The contrast points to what may be the real motivation behind China’s latest censorship measure. While authorities speak of “cleaning the web” of offensive content, they may be more worried about shoring up the state-owned entertainment industry and reminding the country’s flourishing private internet firms that the government is still in charge.
Last week, China stripped the web portal Sina of two licenses and detained several of its staff for allowing explicit content. As Bill Bishop commented, ”The punishment and humiliating propaganda push are very clear warnings to all the other major Internet players.”
Now, it seems that some of those major internet players include Youku, Baidu, and Sohu, private companies that own successful video streaming sites over. They have benefited from the popularity of shows like “TBBT,” as Chinese fans call the American show, as well as local dramas. Video streaming is huge in China: The country is now home to around 450 million viewers of online video, or about 80% of its internet users.

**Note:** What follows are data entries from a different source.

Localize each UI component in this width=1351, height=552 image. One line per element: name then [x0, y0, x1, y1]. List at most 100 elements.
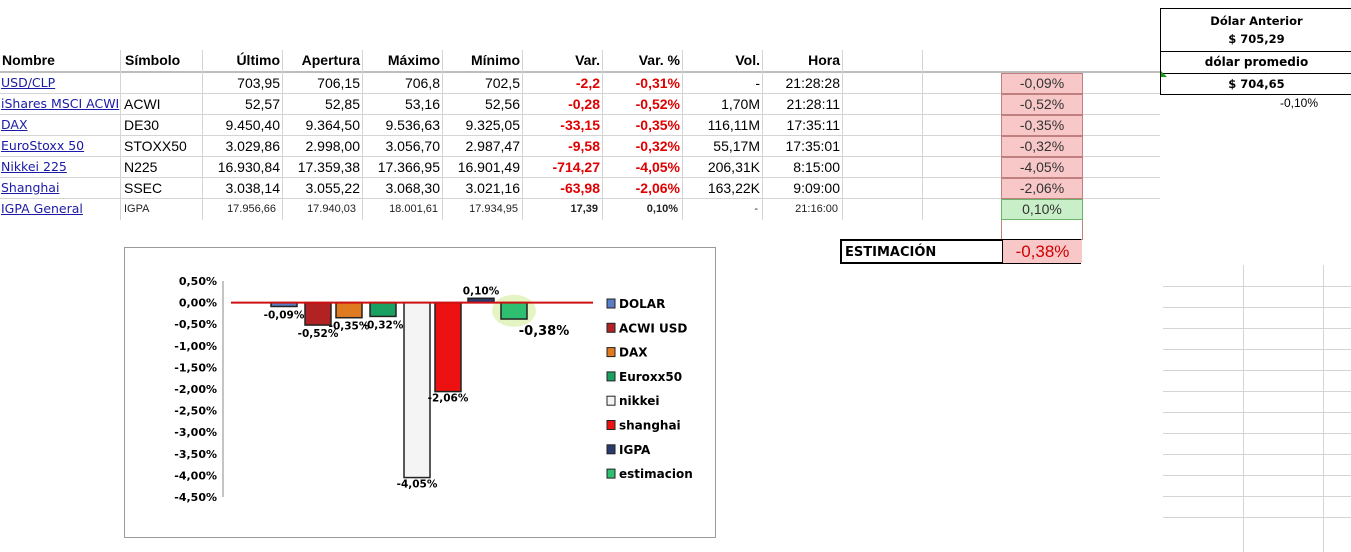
apertura-cell: 706,15: [317, 75, 360, 91]
vol-cell: 1,70M: [721, 96, 760, 112]
grid-row-line: [1163, 307, 1351, 308]
y-tick-label: -4,50%: [174, 491, 217, 504]
maximo-cell: 18.001,61: [389, 203, 438, 215]
instrument-link-shanghai[interactable]: Shanghai: [1, 180, 60, 195]
legend-swatch: [606, 322, 616, 333]
grid-col-line: [682, 50, 683, 220]
dolar-promedio-box: dólar promedio $ 704,65: [1160, 51, 1351, 95]
instrument-link-acwi[interactable]: iShares MSCI ACWI: [1, 96, 120, 111]
ultimo-cell: 52,57: [244, 96, 280, 112]
var-cell: -0,28: [568, 96, 600, 112]
instrument-link-nikkei[interactable]: Nikkei 225: [1, 159, 67, 174]
hora-cell: 21:28:11: [786, 96, 840, 112]
grid-row-line: [0, 156, 1160, 157]
grid-row-line: [1163, 517, 1351, 518]
symbol-cell: IGPA: [124, 203, 150, 215]
col-header-hora: Hora: [808, 52, 840, 68]
vol-cell: -: [754, 203, 758, 215]
estimate-pct-cell: 0,10%: [1001, 199, 1083, 220]
data-label: -0,38%: [519, 324, 570, 339]
symbol-cell: N225: [124, 159, 158, 175]
data-label: -4,05%: [397, 479, 438, 491]
bar-acwi-usd: [304, 301, 332, 326]
var-cell: -2,2: [575, 75, 600, 91]
grid-row-line: [1163, 349, 1351, 350]
legend-label: nikkei: [619, 394, 660, 408]
minimo-cell: 2.987,47: [465, 138, 521, 154]
bar-shanghai: [434, 301, 462, 393]
grid-col-line: [202, 50, 203, 220]
grid-col-line: [1323, 265, 1324, 552]
symbol-cell: SSEC: [124, 180, 163, 196]
legend-label: ACWI USD: [619, 321, 687, 335]
col-header-var-pct: Var. %: [638, 52, 680, 68]
var-pct-cell: -2,06%: [635, 180, 680, 196]
var-pct-cell: -0,31%: [635, 75, 680, 91]
ultimo-cell: 3.029,86: [225, 138, 281, 154]
grid-row-line: [1163, 286, 1351, 287]
col-header-apertura: Apertura: [301, 52, 360, 68]
y-tick-label: 0,00%: [179, 297, 217, 310]
minimo-cell: 17.934,95: [469, 203, 518, 215]
estimacion-label: ESTIMACIÓN: [845, 245, 937, 260]
grid-col-line: [362, 50, 363, 220]
legend-label: estimacion: [619, 467, 693, 481]
dolar-anterior-box: Dólar Anterior $ 705,29: [1160, 8, 1351, 52]
data-label: -0,35%: [329, 321, 370, 333]
instrument-link-igpa[interactable]: IGPA General: [1, 201, 83, 216]
maximo-cell: 17.366,95: [377, 159, 440, 175]
estimate-pct-cell: -0,35%: [1001, 115, 1083, 136]
grid-col-line: [120, 50, 121, 220]
ultimo-cell: 9.450,40: [225, 117, 281, 133]
var-cell: -9,58: [568, 138, 600, 154]
y-tick-label: -1,00%: [174, 340, 217, 353]
bar-estimacion: [500, 301, 528, 320]
empty-cell: [1001, 220, 1083, 240]
grid-col-line: [602, 50, 603, 220]
col-header-ultimo: Último: [236, 52, 280, 68]
minimo-cell: 52,56: [484, 96, 520, 112]
apertura-cell: 52,85: [324, 96, 360, 112]
data-label: -0,52%: [298, 328, 339, 340]
var-pct-cell: -4,05%: [635, 159, 680, 175]
data-label: -2,06%: [428, 393, 469, 405]
col-header-minimo: Mínimo: [471, 52, 520, 68]
legend-label: DAX: [619, 346, 648, 360]
var-cell: -33,15: [560, 117, 600, 133]
variation-chart[interactable]: 0,50% 0,00% -0,50% -1,00% -1,50% -2,00% -2,50%…: [124, 247, 716, 538]
hora-cell: 17:35:11: [786, 117, 840, 133]
vol-cell: -: [755, 75, 760, 91]
hora-cell: 8:15:00: [793, 159, 840, 175]
y-tick-label: -0,50%: [174, 318, 217, 331]
chart-canvas: 0,50% 0,00% -0,50% -1,00% -1,50% -2,00% -2,50%…: [174, 275, 693, 504]
y-tick-label: -3,50%: [174, 448, 217, 461]
grid-row-line: [0, 114, 1160, 115]
bar-dax: [335, 301, 363, 319]
hora-cell: 21:28:28: [785, 75, 841, 91]
y-tick-label: -1,50%: [174, 361, 217, 374]
grid-row-line: [1163, 391, 1351, 392]
y-tick-label: -2,00%: [174, 383, 217, 396]
instrument-link-usdclp[interactable]: USD/CLP: [1, 75, 56, 90]
col-header-simbolo: Símbolo: [125, 52, 181, 68]
apertura-cell: 3.055,22: [305, 180, 361, 196]
maximo-cell: 3.068,30: [385, 180, 441, 196]
grid-col-line: [1243, 265, 1244, 552]
hora-cell: 17:35:01: [785, 138, 841, 154]
legend-label: shanghai: [619, 419, 681, 433]
instrument-link-dax[interactable]: DAX: [1, 117, 28, 132]
ultimo-cell: 3.038,14: [225, 180, 281, 196]
grid-row-line: [1163, 475, 1351, 476]
legend-label: IGPA: [619, 443, 651, 457]
legend-swatch: [606, 371, 616, 382]
estimate-pct-cell: -2,06%: [1001, 178, 1083, 199]
apertura-cell: 17.359,38: [297, 159, 360, 175]
header-separator: [0, 71, 1160, 73]
instrument-link-eurostoxx[interactable]: EuroStoxx 50: [1, 138, 85, 153]
dolar-anterior-value: $ 705,29: [1228, 32, 1285, 46]
grid-col-line: [762, 50, 763, 220]
legend-swatch: [606, 395, 616, 406]
minimo-cell: 9.325,05: [465, 117, 521, 133]
hora-cell: 9:09:00: [793, 180, 840, 196]
var-pct-cell: -0,32%: [635, 138, 680, 154]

All that success has only threatened the country’s broadcast and pay TV, most of which is state-owned. As we have pointed out, China’s biggest television event of the year—the Spring Festival Gala, which airs on CCTV—is quickly losing relevance. Regulators have already taken measures to help state programming by limiting the amount of imported shows and singing competitions that can air on rival local stations.
To even the playing field with video streaming sites, authorities are now requiring that all foreign television shows be approved before they are posted on video streaming sites, the same rules that conventional television stations work under.
The latest measure is a sign that authorities are now looking at the video streaming industry with more scrutiny than before, but several in the industry are still optimistic. Sohu founder Charles Xu said this week he believes the measure is a “standalone” event. And it didn’t stop e-commerce giant Alibaba from announcing plans to buy an 18.5% stake in Youku (paywall) for $1.22 billion.